Republican leaders are hoping to wrap up the divisive issue, complete with the presidential veto, by the end of the week, a senior GOP aide said.
"They want to move this along quickly for political reasons," said Rep. Michael N. Castle (R-Del.), principal author of the bill Bush would probably veto. "They understand there is huge acceptance of this," Castle said, referring to embryonic stem cell research, "and they are just appealing to a small minority in opposition."
Castle said he would work to build support for overriding Bush's expected veto, but he acknowledged that was a long shot. It would take a two-thirds majority in the House and Senate to override the veto; the House vote for the bill last year fell short of that margin.
A veto would kill the issue for the rest of the year in Congress, but the debate will continue in political campaigns scattered across the country.
The issue is front and center in Missouri, where the state ballot will include an initiative to prevent the state from banning any stem cell research allowed under federal law. The initiative is opposed by social conservatives and groups such as Missouri Right to Life, but it is backed by another important GOP constituency -- business leaders -- as well as former Sen.
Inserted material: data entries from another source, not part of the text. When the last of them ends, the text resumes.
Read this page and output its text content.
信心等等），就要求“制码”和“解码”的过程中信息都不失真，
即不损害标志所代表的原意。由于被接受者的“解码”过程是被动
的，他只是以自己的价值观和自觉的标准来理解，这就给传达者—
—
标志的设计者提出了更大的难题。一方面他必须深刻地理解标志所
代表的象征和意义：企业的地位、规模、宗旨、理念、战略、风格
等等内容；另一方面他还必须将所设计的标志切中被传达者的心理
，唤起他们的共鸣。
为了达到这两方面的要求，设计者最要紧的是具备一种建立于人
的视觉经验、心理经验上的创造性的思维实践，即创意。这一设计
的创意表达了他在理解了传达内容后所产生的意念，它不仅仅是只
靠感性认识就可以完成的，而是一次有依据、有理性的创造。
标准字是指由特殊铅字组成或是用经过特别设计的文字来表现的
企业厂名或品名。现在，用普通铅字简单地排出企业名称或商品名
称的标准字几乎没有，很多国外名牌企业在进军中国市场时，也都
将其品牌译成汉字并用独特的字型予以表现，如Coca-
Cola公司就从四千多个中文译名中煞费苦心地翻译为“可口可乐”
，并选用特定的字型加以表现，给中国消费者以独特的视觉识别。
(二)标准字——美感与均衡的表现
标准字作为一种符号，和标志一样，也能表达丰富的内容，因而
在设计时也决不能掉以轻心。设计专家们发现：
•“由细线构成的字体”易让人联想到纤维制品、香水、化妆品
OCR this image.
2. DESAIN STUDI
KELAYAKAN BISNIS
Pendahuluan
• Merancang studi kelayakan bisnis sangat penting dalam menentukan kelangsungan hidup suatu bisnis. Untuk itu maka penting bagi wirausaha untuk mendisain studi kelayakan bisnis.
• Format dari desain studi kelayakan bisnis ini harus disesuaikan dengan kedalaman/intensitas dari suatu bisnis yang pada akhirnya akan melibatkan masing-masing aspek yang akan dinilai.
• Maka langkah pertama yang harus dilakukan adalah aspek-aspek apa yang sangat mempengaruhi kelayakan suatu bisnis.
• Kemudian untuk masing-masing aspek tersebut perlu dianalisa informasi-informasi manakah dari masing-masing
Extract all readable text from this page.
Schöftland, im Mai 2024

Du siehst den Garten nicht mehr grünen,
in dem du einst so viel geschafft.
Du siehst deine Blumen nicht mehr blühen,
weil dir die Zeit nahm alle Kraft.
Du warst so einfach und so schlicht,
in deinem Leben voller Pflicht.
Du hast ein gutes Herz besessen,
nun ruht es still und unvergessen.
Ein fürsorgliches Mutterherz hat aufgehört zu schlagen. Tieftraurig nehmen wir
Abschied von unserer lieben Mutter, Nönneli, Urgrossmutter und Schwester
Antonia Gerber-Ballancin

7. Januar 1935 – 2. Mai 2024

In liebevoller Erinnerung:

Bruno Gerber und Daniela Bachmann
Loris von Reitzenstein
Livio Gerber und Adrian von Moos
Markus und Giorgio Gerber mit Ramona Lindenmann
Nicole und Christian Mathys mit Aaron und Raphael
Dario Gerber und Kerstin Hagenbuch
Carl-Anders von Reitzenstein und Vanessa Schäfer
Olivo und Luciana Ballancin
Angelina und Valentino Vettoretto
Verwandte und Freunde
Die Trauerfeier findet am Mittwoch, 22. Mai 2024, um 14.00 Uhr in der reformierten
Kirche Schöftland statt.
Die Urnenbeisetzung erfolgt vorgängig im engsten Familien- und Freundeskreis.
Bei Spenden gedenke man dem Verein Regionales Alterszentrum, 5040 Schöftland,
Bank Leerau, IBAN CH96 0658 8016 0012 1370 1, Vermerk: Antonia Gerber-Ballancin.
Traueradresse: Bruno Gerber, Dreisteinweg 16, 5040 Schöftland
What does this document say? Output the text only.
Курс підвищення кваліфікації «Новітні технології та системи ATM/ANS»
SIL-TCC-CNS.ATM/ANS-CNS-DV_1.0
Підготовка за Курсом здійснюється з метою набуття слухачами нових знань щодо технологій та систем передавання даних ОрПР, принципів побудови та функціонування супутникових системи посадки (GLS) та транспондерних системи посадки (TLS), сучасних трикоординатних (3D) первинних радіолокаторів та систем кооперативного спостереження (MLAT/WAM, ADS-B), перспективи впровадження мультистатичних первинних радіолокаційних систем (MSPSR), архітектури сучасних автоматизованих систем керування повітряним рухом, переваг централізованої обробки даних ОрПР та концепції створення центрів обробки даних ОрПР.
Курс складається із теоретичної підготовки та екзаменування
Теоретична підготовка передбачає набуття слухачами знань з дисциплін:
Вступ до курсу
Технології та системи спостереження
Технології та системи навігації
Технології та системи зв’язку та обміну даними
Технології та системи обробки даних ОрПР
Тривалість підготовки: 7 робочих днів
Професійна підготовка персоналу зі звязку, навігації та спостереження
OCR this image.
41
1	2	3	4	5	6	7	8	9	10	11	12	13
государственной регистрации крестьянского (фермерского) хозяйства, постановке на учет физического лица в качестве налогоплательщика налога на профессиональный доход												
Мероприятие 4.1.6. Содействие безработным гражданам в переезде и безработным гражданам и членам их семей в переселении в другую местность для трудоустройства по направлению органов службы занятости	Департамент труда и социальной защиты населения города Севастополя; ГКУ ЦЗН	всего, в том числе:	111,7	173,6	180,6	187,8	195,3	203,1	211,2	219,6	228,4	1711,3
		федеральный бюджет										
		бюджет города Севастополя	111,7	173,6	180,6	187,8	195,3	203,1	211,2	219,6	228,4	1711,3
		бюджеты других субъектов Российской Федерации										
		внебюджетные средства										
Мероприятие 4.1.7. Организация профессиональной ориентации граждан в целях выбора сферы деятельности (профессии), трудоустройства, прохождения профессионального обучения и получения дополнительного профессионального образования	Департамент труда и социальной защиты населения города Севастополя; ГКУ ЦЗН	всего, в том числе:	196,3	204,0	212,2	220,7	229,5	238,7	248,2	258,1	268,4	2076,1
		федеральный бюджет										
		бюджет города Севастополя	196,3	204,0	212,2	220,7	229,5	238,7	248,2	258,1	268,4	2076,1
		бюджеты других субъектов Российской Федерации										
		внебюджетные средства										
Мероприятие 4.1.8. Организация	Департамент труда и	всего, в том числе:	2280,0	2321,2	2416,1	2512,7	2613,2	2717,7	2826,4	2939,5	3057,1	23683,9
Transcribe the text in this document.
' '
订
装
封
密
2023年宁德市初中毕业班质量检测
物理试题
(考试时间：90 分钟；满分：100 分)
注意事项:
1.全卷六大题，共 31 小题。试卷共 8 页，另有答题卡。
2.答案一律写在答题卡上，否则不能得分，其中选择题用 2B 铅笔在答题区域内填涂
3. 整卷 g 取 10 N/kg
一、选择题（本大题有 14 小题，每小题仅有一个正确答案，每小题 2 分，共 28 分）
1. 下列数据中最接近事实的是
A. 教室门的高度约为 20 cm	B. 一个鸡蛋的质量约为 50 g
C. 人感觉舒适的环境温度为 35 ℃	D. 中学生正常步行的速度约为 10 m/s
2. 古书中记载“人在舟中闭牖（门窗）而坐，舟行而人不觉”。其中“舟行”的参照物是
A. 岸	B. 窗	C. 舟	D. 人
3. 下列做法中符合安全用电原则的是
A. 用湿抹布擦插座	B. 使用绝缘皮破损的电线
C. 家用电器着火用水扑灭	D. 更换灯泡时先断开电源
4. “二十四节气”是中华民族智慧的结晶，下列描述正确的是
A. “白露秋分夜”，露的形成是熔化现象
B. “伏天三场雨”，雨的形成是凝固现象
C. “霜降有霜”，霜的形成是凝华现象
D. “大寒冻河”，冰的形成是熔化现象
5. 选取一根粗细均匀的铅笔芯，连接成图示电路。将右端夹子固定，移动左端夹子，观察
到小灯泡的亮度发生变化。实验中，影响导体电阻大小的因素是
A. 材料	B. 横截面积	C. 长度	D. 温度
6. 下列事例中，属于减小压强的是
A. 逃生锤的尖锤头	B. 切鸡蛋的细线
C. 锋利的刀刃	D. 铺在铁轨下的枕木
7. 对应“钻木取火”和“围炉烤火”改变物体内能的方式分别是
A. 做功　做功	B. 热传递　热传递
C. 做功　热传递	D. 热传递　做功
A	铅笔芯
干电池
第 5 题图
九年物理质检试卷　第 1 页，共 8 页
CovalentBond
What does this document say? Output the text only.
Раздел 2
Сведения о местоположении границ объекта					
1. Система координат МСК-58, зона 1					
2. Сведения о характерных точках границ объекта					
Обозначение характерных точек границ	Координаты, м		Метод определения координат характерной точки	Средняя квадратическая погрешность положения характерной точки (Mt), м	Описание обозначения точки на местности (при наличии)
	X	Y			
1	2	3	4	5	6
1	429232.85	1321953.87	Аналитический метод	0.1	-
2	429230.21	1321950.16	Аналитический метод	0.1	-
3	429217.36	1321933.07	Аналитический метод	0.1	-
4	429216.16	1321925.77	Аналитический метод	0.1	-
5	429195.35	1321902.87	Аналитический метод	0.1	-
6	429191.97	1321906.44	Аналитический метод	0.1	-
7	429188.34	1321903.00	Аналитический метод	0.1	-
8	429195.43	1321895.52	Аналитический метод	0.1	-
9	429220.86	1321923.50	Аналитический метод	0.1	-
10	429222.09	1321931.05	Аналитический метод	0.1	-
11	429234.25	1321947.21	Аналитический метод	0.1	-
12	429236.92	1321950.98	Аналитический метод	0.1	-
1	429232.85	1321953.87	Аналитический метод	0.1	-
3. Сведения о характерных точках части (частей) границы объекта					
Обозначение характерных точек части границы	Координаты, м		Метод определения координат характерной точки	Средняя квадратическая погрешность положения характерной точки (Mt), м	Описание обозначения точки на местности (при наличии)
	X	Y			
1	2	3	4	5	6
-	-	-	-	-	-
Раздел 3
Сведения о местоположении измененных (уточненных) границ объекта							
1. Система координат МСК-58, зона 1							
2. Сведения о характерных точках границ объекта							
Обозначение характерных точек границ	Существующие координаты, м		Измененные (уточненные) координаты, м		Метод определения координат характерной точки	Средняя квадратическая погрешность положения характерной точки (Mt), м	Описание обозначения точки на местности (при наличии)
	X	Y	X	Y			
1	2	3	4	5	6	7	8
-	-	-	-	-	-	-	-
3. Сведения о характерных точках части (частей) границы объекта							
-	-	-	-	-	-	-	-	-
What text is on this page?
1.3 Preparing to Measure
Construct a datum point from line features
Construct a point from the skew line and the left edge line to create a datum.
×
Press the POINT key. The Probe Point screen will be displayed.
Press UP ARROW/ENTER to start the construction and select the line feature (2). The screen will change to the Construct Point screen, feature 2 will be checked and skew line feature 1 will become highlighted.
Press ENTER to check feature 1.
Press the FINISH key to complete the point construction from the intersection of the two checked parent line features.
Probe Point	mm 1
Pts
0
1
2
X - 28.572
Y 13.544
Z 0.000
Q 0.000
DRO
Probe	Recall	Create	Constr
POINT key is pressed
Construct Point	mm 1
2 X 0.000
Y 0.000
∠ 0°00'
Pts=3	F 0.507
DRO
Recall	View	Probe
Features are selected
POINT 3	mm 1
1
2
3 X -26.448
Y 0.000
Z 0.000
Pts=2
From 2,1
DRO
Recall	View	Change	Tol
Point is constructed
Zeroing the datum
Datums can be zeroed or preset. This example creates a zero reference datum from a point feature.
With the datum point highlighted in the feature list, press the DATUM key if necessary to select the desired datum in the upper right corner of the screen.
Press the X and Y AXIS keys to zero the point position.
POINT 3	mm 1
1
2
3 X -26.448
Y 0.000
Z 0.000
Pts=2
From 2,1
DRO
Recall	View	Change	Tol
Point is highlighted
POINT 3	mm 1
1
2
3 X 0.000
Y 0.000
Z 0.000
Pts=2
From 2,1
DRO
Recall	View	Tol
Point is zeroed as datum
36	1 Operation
John C. Danforth (R-Mo.).
When Talent, who is facing a tough Senate reelection challenge in the state, came out in opposition to the ballot measure, it helped him win back favor among a politically important bloc of conservatives. Early this year, he angered some conservatives when he dropped his support for an anti-cloning bill, which he believed would go too far and outlaw an alternative research method he supported.
Patty Skain, executive director of Missouri Right to Life, said her members were "definitely more comfortable with him now" that Talent was opposing the ballot initiative.
Democrats are hoping that the ballot initiative will increase turnout among supporters of Talent's Democratic opponent, State Auditor Claire McCaskill, who backs the measure.
In Wisconsin, where human embryonic stem cells were first isolated, Gov. Doyle is in a tough fight for reelection against Rep. Mark Green (R-Wis.).
Although the race will hinge mostly on other issues, such as a state corruption scandal, the two candidates have starkly different positions on embryonic stem cell research: Doyle is for it, Green is against it.
Jennifer Duffy, an election analyst for the nonpartisan Cook Political Report, said that distinction was more likely to work in Doyle's favor.
"It's a vote motivator, and it splits the Republican base," Duffy said.
In House races, the Democratic Congressional Campaign Committee is raising the issue in some suburban districts where strategists believe Republicans will suffer if they voted last year against expanding embryonic stem cell research. The committee early this year launched Web advertisements on the issue against seven Republicans.
"On one side of the divide is life-saving medical research. On the other side is special-interest politics," said Rep. Rahm Emanuel (D-Ill.), chairman of the committee.
But Brian Nick, a spokesman for the National Republican Senatorial Committee, said he doubted that many voters would decide between candidates based on their views on stem cell research.
"Does it truly move a large number of people either way?" he asked. "I've not seen anything like that in this election cycle."